Alton Brown's Baked Eggs
Prep Time: 2 min.
Total Time: 32 min.
Ingredients:
2 - 4 dozen eggs
DIRECTIONS:
- Preheat the oven to 325 degrees. Position the oven racks in the center of the oven.
- Place the eggs parallel to the bars on the racks. (see picture below)
- Place a baking sheet pan in the bottom of the oven (just in case an egg breaks). I have never had a mess in my oven in all the times I have made this recipe. I have had eggs break, but they cooked inside when they do so there is no mess
- Bake for 30 minutes.
- When the eggs are done, fill a large bowl with ice water and move the eggs into the bowl. I do this a few minutes ahead of time to make sure the water is COLD!

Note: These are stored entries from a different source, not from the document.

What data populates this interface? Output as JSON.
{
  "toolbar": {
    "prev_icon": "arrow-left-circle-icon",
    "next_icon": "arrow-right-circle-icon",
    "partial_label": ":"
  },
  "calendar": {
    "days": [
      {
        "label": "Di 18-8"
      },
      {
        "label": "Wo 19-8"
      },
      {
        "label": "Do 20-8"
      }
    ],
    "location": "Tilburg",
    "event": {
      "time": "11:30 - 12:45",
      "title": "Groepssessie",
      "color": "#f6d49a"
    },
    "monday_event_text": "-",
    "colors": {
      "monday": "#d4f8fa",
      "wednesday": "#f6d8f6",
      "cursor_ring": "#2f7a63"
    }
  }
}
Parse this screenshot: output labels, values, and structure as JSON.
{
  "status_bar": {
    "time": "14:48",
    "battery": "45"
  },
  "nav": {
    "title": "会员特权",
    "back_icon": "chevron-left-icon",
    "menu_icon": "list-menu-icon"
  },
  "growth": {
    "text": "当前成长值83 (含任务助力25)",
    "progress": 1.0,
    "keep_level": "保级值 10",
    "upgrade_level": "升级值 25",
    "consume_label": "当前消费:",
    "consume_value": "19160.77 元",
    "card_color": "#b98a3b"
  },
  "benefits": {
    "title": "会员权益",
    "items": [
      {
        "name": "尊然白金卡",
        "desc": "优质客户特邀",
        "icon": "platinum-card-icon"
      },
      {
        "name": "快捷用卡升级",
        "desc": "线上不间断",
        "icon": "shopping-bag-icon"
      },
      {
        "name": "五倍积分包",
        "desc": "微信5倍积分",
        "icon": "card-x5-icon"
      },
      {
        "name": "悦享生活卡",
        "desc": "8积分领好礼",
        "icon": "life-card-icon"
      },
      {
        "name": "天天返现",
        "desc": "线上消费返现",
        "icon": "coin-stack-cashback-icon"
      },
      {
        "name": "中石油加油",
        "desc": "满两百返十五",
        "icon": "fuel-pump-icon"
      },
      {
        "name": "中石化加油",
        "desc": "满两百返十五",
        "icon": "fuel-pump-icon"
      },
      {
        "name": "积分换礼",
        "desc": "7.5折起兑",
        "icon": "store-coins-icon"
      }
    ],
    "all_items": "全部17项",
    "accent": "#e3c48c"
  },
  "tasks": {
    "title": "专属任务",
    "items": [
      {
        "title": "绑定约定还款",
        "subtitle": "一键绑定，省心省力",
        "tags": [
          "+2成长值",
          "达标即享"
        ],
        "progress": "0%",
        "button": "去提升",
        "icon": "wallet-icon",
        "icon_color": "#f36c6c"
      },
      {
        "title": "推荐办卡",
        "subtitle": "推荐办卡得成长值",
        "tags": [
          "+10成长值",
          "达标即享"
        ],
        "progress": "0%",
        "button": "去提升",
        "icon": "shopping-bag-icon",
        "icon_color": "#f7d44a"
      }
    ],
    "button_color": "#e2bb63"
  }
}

- Peel the eggs as soon as they're cool enough to handle, then return them to the ice water to thoroughly chill. I think that the eggs are easier to peel if they are allowed to chill in the water for at least 10 minutes. Also, I peel the eggs under cool running water.
This recipe works best with the freshest eggs you can find.Before I let my Pumpkin & Junebug start dying, I figured I'd try one egg to make sure the process worked for me, just in general. Then I would know if it was the baking that messed up the dying or vice versa. Holy crap! That egg I tasted was amazing! Peeling it under cold running water made it so easy and it was PERFECT. I'll never boil another "hard boiled" egg!
The kids went ahead and dyed the eggs and they look perfectly normal! This pin definitely came through for me!